As Rés contestaram, pugnando pela improcedência da acção e pela consequente absolvição do pedido.

Argumentaram, nesse sentido, em resumo, que as fracções autónomas a que a Autora alude foram oferecidas pela Autora e pelo seu falecido marido à 1ª Ré; que, pouco tempo antes da celebração da escritura de compra e venda cuja validade a Autora agora questiona, o falecido DD manifestou vontade de que a 1ª Ré providenciasse pela inscrição das ditas fracções em seu nome; e que, nessas circunstâncias, usando a procuração de que dispunha, celebrou com a 2ª Ré a mencionada escritura de compra e venda, que é válida.

A Autora replicou, contrariando a matéria da contestação e pedindo a condenação das Rés como litigantes de má fé.

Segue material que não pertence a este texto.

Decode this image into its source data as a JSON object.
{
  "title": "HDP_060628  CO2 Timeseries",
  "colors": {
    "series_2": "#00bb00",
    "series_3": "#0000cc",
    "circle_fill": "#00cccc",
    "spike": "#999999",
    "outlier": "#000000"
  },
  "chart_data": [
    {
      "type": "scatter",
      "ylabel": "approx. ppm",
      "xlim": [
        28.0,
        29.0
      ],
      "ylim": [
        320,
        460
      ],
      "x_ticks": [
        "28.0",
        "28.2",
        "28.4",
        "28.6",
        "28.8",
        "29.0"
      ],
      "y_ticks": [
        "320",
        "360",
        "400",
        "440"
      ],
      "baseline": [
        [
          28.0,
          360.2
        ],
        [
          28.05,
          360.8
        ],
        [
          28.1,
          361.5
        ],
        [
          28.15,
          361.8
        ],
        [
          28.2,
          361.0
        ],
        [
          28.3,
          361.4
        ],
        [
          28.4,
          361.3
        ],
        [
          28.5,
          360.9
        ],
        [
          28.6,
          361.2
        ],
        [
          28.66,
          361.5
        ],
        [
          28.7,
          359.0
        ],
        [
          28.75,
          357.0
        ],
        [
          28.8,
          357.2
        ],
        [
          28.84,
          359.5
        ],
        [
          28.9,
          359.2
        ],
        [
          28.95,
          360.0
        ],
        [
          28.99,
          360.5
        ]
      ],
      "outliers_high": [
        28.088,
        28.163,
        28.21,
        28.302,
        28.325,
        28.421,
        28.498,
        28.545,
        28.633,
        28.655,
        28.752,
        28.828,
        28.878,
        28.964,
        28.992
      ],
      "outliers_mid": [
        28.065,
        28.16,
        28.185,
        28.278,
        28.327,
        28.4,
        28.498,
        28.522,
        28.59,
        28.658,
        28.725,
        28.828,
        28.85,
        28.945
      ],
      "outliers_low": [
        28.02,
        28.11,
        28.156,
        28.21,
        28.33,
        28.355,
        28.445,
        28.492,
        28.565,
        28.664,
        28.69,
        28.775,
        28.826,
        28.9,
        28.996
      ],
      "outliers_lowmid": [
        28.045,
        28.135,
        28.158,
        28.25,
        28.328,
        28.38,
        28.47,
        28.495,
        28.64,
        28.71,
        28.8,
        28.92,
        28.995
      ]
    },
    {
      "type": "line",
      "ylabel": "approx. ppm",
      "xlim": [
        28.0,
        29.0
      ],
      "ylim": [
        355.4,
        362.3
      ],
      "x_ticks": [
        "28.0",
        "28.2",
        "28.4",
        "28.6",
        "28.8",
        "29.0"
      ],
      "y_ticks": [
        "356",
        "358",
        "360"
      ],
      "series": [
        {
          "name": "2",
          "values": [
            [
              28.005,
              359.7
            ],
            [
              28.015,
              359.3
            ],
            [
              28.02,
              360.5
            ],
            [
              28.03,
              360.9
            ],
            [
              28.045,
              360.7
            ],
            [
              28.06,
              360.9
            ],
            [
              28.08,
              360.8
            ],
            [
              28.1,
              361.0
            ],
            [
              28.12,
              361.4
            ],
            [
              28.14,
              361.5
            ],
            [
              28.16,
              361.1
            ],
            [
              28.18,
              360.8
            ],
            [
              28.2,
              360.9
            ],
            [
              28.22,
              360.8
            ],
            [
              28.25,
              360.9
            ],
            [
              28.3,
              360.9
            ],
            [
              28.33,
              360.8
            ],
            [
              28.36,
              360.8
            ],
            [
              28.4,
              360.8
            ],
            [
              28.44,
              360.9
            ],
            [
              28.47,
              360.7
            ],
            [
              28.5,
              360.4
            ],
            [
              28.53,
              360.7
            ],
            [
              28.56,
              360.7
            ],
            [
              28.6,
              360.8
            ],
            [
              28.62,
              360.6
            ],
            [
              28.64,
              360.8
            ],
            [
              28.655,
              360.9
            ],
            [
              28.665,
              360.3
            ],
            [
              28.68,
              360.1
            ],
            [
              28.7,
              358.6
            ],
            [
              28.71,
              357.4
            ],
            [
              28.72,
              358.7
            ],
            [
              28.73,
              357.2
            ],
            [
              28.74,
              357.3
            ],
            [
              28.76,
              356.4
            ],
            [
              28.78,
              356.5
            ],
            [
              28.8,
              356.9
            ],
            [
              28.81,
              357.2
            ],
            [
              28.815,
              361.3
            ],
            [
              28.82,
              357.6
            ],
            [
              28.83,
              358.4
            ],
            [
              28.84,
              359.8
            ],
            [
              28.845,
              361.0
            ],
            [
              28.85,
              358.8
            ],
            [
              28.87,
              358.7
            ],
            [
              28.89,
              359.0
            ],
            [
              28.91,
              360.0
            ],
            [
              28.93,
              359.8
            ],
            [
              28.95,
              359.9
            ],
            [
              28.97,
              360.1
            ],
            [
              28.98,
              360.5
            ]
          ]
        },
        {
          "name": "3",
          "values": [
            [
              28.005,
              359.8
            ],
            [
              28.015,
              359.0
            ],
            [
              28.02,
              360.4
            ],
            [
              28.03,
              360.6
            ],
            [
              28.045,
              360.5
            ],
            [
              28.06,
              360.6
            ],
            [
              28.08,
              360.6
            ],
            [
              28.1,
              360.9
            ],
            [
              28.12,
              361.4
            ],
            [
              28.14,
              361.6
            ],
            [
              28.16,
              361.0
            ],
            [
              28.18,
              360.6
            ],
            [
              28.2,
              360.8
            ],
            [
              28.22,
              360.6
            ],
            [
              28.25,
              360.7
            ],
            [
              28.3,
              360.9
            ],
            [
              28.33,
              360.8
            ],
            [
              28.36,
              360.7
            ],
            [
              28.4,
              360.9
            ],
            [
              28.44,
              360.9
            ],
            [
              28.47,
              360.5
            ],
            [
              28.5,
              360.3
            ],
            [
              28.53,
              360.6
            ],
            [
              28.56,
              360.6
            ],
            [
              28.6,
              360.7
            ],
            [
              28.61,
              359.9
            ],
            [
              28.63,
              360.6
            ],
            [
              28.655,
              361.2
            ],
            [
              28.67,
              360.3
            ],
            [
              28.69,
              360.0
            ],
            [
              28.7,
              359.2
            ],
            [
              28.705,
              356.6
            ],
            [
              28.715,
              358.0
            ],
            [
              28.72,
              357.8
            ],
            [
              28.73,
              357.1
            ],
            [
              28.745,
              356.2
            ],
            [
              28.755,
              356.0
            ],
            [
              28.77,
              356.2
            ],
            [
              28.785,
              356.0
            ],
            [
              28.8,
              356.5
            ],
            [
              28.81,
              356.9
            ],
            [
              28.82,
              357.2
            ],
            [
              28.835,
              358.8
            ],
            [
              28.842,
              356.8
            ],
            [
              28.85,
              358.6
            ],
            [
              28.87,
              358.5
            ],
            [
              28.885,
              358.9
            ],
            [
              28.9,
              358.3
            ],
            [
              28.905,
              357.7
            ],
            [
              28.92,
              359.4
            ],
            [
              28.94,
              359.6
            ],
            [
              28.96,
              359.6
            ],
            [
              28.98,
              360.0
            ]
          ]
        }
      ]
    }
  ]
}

As Rés opuseram-se, sustentando inexistir fundamento para tal condenação.

Saneada, condensada e instruída a causa, realizou-se a audiência de discussão e julgamento, em cujo âmbito foi proferido o despacho de fls. 280 a 285 respondendo aos quesitos da base instrutória e desse modo decidindo a matéria de facto controvertida.

*** Foi proferida a sentença de fls. 287 a 303, cujo segmento decisório se transcreve: “Em face de todo o exposto, julgo parcialmente procedente, por parcialmente provada, a presente acção e, em consequência: 1. Declara-se que a Autora é herdeira de DD; 2. Absolvem-se as Rés do que, no mais, contra si foi peticionado nestes autos.

  1. Condena-se a Autora nas custas processuais (arts. 449º e 446º, nºs, 1 e 2, do Código de Processo Civil)”.

    *** Inconformada, a Autora recorreu para o Tribunal da Relação de Coimbra, que por Acórdão de 12.3.2013 – fls. 460 a 482 verso –, sentenciou: “a) Julgar procedente a apelação; b) Revogar, na parte impugnada, a sentença recorrida; c) Julgar procedente a acção e, por via disso, mantendo a sentença recorrida na parte não impugnada, em que declarou que a Autora é herdeira de DD: 1) Declarar nula, por simulação, a compra e venda das fracções autónomas identificadas nas alíneas E) e F) dos factos assentes (nºs 5 e 6 do elenco constante do item 2.1.2., supra), formalizada pela escritura pública celebrada em 04 de Agosto de 2005, no Cartório Notarial de ..., a cargo do Notário EE, em que foram intervenientes BB, na qualidade de procuradora de DD e de AA, como vendedora, e CC, como compradora; 2) Ordenar o cancelamento dos registos efectuados junto da Conservatória do Registo Predial da ... e do averbamento efectuado na Repartição de Finanças da ..., com base na compra e venda referida.

    3) Ordenar a restituição à herança das fracções autónomas mencionadas; d) Não conhecer dos pedidos formulados a título subsidiário.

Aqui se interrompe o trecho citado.